Data: 13/04/2024 Publicado em: CORREIO BRAZILIENSE/BRASÍLIA

Um casal com seus corpos entrelaçados e cobertos em mantos elaborados com cores vivas e reluzentes, onde os limites de um e outro se mesclam, transformando-os em um só. O rosto do homem não é revelado, ele beija a face de uma mulher, e suas mãos, gentilmente, abraçam-na em seu rosto. Os olhos da mulher estão cerrados, enquanto um de seus braços envolve o pescoço do homem, e o outro repousa gentilmente sobre sua mão. Assim, desde 1908, a obra O Beijo, do pintor GustavKlimt, cativa seus espectadores com a imagem de dois amantes em um momento de intensa ternura. Além das razões técnicas, estéticas e de estilo artístico, o poder dessa obra está em sua sensibilidade de revelar uma singela cena de afeto evocando idéias de amor, intimidade, sensualidade e sexualidade.

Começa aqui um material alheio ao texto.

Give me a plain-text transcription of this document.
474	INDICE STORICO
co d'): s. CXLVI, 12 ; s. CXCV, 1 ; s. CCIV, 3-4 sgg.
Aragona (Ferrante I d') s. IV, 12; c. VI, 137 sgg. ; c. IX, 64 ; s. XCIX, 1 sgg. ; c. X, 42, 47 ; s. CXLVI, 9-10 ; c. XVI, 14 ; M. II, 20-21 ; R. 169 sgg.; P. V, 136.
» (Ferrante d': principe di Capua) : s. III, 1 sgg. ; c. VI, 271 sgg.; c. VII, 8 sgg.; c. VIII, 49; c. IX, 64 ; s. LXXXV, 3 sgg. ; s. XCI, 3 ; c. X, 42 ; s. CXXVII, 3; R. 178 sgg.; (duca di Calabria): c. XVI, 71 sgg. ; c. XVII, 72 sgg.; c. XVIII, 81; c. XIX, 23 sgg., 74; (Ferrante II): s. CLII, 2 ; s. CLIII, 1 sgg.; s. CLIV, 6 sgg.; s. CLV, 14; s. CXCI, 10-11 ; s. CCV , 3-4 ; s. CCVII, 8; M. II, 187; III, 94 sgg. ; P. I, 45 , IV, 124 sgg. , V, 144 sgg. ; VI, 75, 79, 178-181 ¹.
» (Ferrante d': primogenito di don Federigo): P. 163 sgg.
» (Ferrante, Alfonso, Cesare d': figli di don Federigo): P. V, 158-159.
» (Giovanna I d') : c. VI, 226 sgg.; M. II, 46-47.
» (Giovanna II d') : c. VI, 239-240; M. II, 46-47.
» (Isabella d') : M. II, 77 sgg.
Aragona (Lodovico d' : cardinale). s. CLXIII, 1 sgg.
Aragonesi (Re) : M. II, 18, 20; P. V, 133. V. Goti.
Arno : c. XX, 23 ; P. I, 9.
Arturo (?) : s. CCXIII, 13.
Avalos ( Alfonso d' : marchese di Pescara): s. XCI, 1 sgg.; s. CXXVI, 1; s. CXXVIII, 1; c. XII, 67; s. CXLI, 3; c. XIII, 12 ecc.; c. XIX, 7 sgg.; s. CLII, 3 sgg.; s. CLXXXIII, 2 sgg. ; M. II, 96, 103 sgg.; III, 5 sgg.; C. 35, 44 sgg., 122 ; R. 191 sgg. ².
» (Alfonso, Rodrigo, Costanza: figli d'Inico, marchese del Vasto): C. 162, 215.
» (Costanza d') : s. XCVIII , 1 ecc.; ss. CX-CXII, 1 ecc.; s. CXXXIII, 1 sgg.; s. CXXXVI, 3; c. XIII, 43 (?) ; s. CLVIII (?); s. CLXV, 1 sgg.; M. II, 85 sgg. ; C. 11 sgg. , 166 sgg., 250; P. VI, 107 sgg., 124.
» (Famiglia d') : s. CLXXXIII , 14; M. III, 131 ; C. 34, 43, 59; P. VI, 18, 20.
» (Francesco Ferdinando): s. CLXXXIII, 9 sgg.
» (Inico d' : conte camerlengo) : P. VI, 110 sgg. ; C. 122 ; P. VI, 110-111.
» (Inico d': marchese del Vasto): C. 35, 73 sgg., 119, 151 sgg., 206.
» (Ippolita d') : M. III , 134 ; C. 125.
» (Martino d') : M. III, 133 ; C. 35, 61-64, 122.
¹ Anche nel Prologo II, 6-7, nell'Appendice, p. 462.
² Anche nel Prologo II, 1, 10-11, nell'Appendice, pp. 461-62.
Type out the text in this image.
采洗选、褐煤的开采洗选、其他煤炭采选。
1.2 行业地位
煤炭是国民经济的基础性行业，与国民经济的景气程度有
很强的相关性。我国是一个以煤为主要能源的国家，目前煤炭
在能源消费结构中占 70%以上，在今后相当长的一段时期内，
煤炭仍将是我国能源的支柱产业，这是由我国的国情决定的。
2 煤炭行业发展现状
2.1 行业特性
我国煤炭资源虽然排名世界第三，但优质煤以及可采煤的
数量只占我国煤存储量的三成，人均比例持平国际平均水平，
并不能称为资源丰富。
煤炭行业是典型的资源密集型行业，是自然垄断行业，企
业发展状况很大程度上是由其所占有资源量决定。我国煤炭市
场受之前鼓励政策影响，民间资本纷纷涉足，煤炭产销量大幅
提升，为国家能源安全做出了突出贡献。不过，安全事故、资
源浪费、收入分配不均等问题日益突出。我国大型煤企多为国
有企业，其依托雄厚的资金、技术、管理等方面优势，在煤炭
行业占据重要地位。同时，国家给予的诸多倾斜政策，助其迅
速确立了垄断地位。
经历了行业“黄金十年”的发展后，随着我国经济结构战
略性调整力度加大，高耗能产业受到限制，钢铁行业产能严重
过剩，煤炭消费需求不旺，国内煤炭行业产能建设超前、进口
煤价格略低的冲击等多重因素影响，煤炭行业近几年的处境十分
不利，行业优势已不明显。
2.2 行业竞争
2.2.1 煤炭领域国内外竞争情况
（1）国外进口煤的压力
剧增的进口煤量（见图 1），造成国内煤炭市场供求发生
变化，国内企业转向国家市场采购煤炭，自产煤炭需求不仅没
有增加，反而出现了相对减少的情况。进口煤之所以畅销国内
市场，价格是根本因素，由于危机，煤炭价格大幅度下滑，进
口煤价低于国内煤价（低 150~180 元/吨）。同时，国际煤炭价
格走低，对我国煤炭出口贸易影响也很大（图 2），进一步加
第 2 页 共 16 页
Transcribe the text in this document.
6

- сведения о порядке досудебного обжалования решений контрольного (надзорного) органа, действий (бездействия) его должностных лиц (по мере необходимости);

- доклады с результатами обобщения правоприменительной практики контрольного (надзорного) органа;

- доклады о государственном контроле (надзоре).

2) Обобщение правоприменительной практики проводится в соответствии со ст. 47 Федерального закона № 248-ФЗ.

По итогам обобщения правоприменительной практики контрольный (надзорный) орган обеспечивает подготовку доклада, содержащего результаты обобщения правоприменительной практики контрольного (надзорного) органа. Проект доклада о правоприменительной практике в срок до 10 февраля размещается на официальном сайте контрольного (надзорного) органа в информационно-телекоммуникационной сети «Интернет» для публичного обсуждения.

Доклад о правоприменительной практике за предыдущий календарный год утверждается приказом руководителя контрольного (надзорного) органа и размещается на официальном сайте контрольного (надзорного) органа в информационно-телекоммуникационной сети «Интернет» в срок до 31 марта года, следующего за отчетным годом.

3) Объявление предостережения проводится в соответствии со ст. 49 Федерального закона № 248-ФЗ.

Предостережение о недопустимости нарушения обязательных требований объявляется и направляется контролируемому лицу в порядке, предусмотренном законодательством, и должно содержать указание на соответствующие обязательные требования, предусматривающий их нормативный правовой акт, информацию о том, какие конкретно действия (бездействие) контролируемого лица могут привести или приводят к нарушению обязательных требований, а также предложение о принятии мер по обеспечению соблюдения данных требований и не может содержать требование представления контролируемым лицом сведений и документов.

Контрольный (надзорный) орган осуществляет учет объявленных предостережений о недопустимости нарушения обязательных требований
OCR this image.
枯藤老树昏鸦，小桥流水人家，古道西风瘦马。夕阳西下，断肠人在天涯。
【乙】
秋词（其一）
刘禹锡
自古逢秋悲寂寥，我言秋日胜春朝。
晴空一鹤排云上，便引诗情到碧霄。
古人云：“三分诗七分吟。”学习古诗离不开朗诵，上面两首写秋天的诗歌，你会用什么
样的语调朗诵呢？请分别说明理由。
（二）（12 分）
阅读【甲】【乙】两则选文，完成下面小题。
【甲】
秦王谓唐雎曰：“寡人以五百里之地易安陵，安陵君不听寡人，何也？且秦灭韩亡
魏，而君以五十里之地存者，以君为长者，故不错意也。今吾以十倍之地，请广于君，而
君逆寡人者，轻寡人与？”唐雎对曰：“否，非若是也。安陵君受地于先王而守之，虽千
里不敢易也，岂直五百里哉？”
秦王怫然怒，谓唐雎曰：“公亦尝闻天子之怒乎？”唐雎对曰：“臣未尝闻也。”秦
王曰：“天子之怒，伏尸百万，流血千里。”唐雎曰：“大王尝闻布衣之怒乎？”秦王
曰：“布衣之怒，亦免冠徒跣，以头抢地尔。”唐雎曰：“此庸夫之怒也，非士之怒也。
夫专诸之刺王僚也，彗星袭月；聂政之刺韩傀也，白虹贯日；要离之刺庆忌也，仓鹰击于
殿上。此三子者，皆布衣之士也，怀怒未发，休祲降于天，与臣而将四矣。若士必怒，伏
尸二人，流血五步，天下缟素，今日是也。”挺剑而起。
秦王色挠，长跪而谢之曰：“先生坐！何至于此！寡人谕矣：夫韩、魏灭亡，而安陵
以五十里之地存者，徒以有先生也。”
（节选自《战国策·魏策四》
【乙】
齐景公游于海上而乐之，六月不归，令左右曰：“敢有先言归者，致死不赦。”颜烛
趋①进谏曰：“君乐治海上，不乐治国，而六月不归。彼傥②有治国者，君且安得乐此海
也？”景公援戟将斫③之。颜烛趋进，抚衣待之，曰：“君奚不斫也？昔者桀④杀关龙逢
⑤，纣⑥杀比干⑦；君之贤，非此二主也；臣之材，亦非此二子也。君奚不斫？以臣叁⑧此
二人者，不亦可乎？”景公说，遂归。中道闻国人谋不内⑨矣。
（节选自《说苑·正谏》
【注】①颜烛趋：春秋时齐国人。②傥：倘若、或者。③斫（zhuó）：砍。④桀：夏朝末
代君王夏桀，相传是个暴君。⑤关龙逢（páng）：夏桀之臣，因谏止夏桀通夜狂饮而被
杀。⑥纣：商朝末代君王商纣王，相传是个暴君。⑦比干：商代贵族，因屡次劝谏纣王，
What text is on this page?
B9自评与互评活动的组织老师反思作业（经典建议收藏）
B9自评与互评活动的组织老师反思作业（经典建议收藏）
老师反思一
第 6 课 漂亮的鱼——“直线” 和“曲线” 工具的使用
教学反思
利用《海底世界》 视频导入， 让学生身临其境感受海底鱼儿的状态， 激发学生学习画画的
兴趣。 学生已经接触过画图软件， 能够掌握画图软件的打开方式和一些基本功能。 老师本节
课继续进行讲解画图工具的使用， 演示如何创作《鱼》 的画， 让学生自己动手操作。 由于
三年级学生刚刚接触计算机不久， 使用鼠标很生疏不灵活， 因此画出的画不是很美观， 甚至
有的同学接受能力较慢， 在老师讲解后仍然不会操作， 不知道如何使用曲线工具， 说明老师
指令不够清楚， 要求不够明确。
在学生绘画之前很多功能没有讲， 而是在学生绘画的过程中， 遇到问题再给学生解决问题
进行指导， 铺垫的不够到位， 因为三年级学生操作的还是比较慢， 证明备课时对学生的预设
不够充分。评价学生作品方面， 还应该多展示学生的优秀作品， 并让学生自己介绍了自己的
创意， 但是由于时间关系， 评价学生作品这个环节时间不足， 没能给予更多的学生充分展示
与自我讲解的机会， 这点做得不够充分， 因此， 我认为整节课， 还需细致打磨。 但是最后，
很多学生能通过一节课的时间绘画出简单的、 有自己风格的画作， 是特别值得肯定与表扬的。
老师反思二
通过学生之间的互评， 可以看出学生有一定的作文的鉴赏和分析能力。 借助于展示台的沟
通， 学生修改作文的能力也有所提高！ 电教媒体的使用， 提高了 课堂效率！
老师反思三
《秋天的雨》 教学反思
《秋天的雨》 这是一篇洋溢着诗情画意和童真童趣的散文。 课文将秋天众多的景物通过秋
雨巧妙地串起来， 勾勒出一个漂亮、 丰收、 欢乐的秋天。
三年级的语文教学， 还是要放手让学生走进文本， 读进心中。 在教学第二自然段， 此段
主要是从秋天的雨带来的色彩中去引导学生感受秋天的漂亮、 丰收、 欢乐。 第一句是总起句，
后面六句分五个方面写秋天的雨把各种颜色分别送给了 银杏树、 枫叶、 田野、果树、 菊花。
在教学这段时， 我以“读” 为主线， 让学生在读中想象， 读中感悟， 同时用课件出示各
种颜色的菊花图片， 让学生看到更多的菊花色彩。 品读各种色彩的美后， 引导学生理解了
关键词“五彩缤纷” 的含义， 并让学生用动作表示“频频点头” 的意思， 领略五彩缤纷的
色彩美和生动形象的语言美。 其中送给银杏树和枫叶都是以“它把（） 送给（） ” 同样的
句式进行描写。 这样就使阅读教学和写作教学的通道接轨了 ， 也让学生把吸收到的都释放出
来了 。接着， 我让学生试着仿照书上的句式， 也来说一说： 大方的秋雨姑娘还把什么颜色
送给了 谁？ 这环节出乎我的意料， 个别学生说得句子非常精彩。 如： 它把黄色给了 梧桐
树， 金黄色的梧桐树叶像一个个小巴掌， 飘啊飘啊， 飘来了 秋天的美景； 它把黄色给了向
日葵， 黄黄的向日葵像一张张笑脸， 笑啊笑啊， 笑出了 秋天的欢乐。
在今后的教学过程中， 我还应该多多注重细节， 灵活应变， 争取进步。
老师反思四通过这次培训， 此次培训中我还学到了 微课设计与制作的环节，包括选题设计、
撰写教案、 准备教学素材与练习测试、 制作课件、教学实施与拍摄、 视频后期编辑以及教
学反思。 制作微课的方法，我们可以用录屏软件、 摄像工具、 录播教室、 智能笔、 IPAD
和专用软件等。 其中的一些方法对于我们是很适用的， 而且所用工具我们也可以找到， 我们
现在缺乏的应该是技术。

A demonstração física do afeto é uma ferramenta necessária na construção de laços interpessoais, é a maneira como nos comunicamos corporalmente com quem nos relacionamos. Mas, mais do que um canal de comunicação sensorial entre as pessoas, a demonstração do afeto é necessária para a formação de nossa identidade e para o desenvolvimento cerebral.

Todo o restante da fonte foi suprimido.